Qual è l'età canonica per diventare direttori artistici?
Tra noi ci sono lattanti accanto a vegliardi: non è una questione d’età. Basta saperci fare.
Fare cosa?
Innanzi tutto la programmazione musicale da cui discende la scelta degli autori - per quelli contemporanei abbiamo un grandissimo potere, possiamo inventarli o distruggerli a nostro totale piacimento; il nostro gusto ma anche le nostre amicizie ci guidano nell’operazione - ma anche degli interpreti: dai solisti strumentali a quelli vocali. Permette una malignità? Sa di quel direttore artistico di un ente lirico che non sapeva distinguere un latrato da un do di petto? Negli enti lirici poi spetta al direttore artistico la scelta dei registi, dei costumisti, degli scenografi. Mi ha capito? Qui oltre che la musica sono in gioco interessi finanziari immensi. E tutto ciò nella strombazzata crisi finanziaria degli enti lirici.
Ma tutti i direttori artistici sono uguali, quanto a potere?
No, anche qui come in ogni campionato vi sono direttori di serie A, altri di serie B e poi quelli di C, D eccetera.
Come programmerebbe una stagione concertistica o lirica?
Come la programmerei è una domanda diversa da ‘come programmo di fatto'. Avendo anni a disposizione, farei dei piani ragionati sulle stagioni della musica. Le passerei in rassegna senza vietarmene nessuna, per offrire un panorama completo e rispondente alle realtà passate e presenti. Chiamerei interpreti idonei eccetera. Ma, in Italia, dove ci si scandalizza della sponsorizzazione musicale, non si sa mai se lo stato erogherà i contributi per l’anno seguente e quindi...
Cosa succede nella realtà?
Ci sono territori della musica che risultano impraticabili, perché macchiati di ideologie ormai tramontate. Se li includessi nelle mie scorribande musicali meriterei sicuramente accuse molto pesanti. Ma ci sono anche circuiti musicali ben definiti attraverso i quali occorre passare, pena l’essere messo fuori del gioco.
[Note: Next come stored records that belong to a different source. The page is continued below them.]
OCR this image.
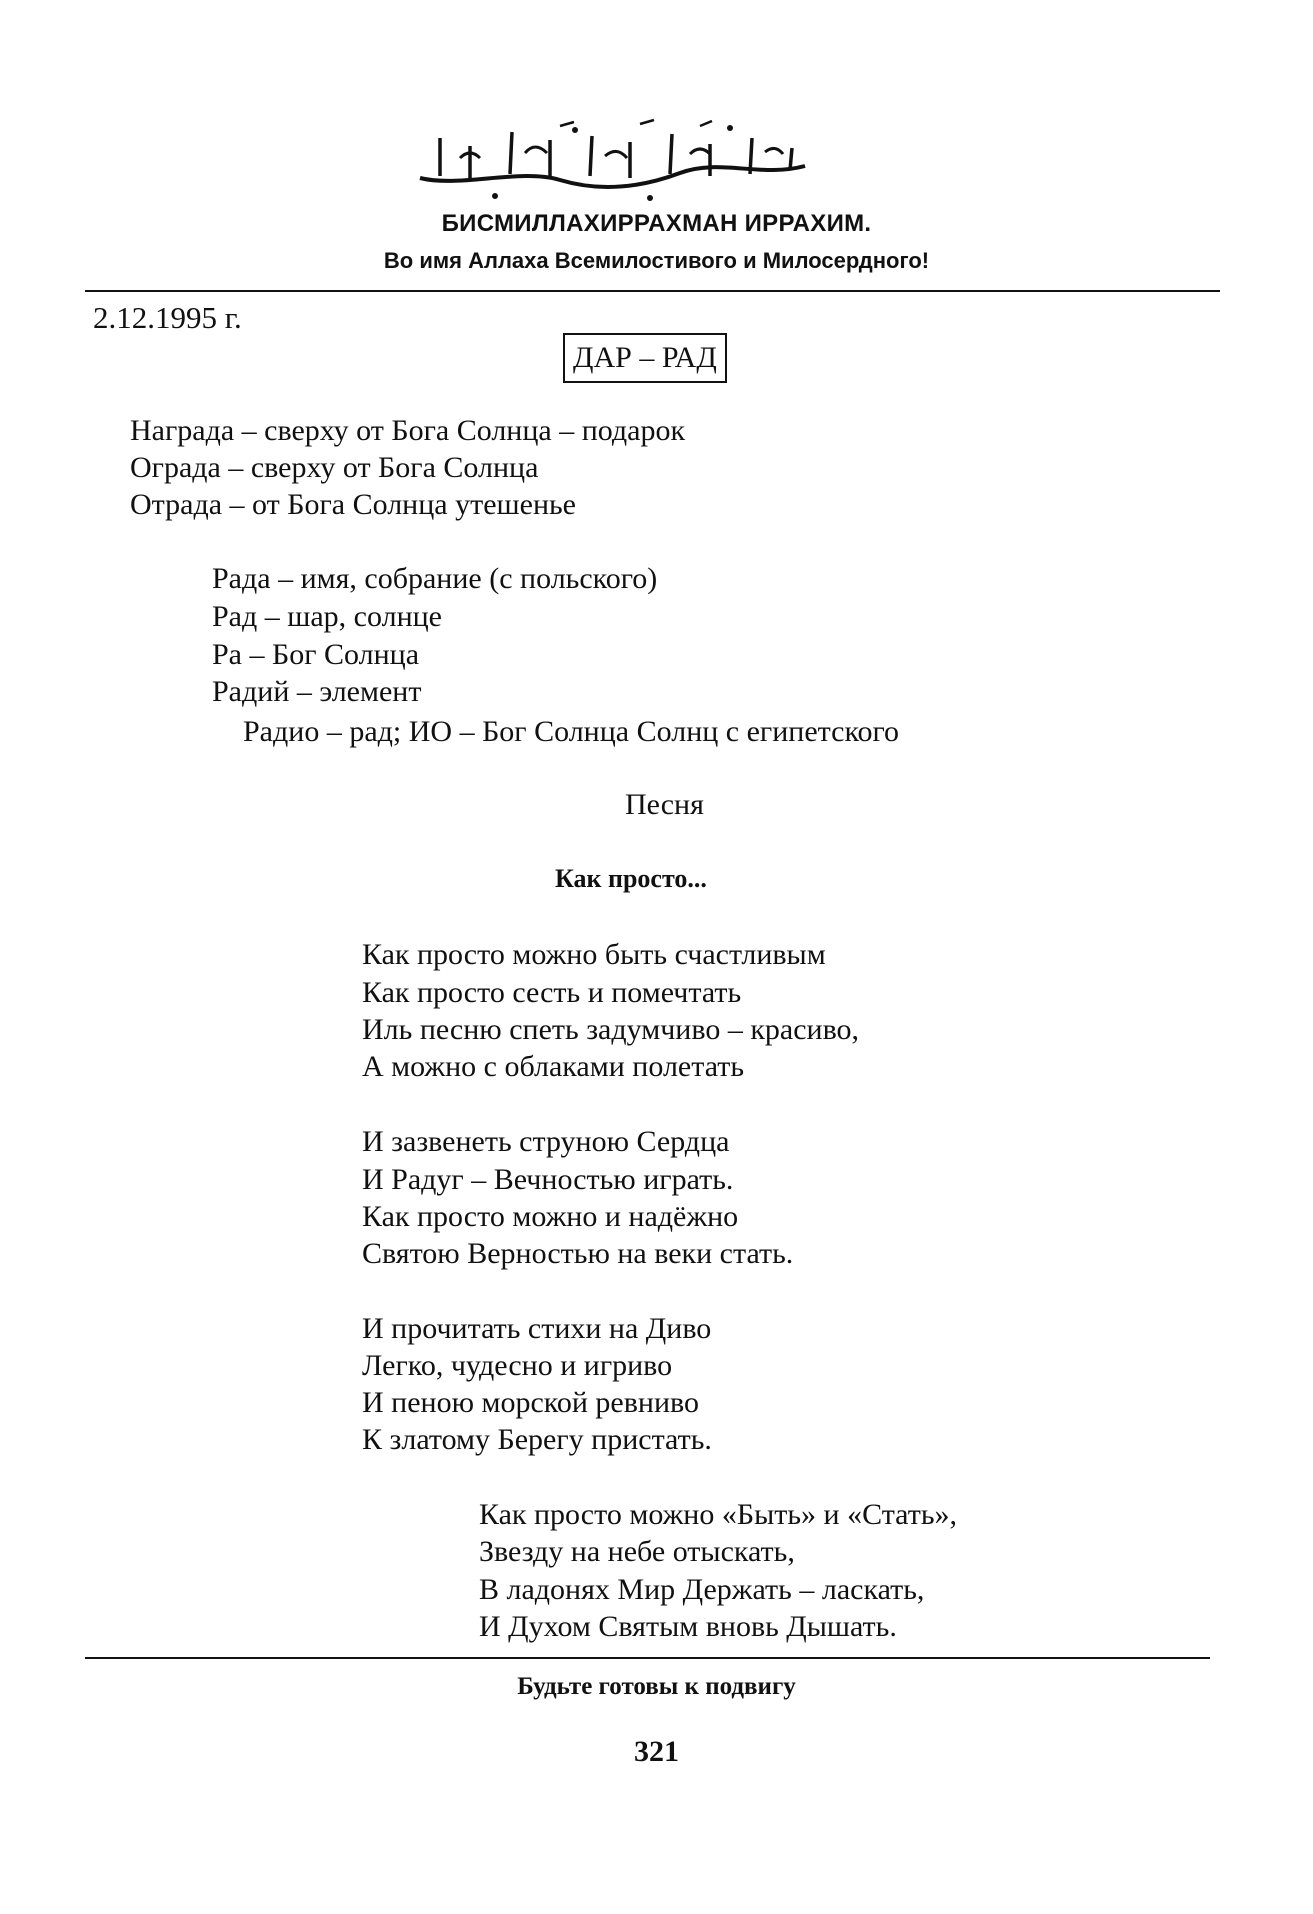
БИСМИЛЛАХИРРАХМАН ИРРАХИМ.
Во имя Аллаха Всемилостивого и Милосердного!
2.12.1995 г.
ДАР – РАД
Награда – сверху от Бога Солнца – подарок
Ограда – сверху от Бога Солнца
Отрада – от Бога Солнца утешенье
Рада – имя, собрание (с польского)
Рад – шар, солнце
Ра – Бог Солнца
Радий – элемент
Радио – рад; ИО – Бог Солнца Солнц с египетского
Песня
Как просто...
Как просто можно быть счастливым
Как просто сесть и помечтать
Иль песню спеть задумчиво – красиво,
А можно с облаками полетать
И зазвенеть струною Сердца
И Радуг – Вечностью играть.
Как просто можно и надёжно
Святою Верностью на веки стать.
И прочитать стихи на Диво
Легко, чудесно и игриво
И пеною морской ревниво
К златому Берегу пристать.
Как просто можно «Быть» и «Стать»,
Звезду на небе отыскать,
В ладонях Мир Держать – ласкать,
И Духом Святым вновь Дышать.
Будьте готовы к подвигу
321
Ed infine occorre accontentare coloro che mi sostengono, per non essere abbandonato a me stesso. Dimenticavo: c'è anche il pubblico da tener presente.
Com'è congegnato giuridicamente un ente musicale, concertistico o lirico?
Al vertice v'è il Presidente, carica questa solitamente ricoperta dal sindaco della città. Poi viene il Sovrintendente che è responsabile della gestione dell’ente ed infine il Direttore artistico che cura la compilazione dei programmi e la loro attuazione artistica: programmazione e produzione della musica. C’è un solo caso, in Italia, in cui questi compiti sono riuniti in una sola persona: l'Accademia di S. Cecilia. Il suo presidente è anche sovrintendente e direttore artistico della gestione autonoma dei concerti della stessa accademia. Il personaggio oggi più conteso dalle istituzioni musicali altro non è che "consulente della programmazione artistica" in tutto dipendente dal vero direttore e sovrintendente. In Italia vi sono infine casi in cui i direttori artistici cumulano nella loro persona anche la carica di direttore stabile dell’orchestra. Ma per la mia esperienza, devo dirle che preferisco queste due mansioni affidate a persone diverse.
Permette una domanda biricchina? Se avesse un parente musicista, ma potrebbe anche essere un figlio con identico cognome quindi, lo inserirebbe nel suo cartellone?
Lei è troppo ingenuo. Non sa quali acrobazie mi impongo perché l’esibizione di un mio parente e perché no anche di un mio figlio appaia fuori del mio diretto intervento e lontano mille miglia. Avendo più tempo a disposizione, potrei mostrarle come ogni tessera di questo "puzzle musicale" sembra al suo posto con spregiudicata naturalezza.
Ma perché non fa dei nomi?
A questo punto il nostro direttore artistico, guardandomi tra il minaccioso ed il divertito, scompare nel nulla.
Si possono chiedere anche i nomi ad un intervistato che si è già mostrato cosi generoso di notizie? Ed allora; addio, direttore!
Ciò che resta ora e per il futuro e la realtà della figura del "deus ex musica", con le sue alchimie, in barba ad ogni scienza. Della musica e solo della musica, per intenderci. Ma nella realtà accade anche che i direttori artistici agiscano con coscienza e, quel che più conta, con tanta tanta competenza.
Pietro Acquafredda
 
("Banchetto Musicale", numero 1, anno 1, dicembre 1979)

sabato, marzo 17, 2018

Riccardo Nielsen: "L'Incubo" (prima esecuzione assoluta)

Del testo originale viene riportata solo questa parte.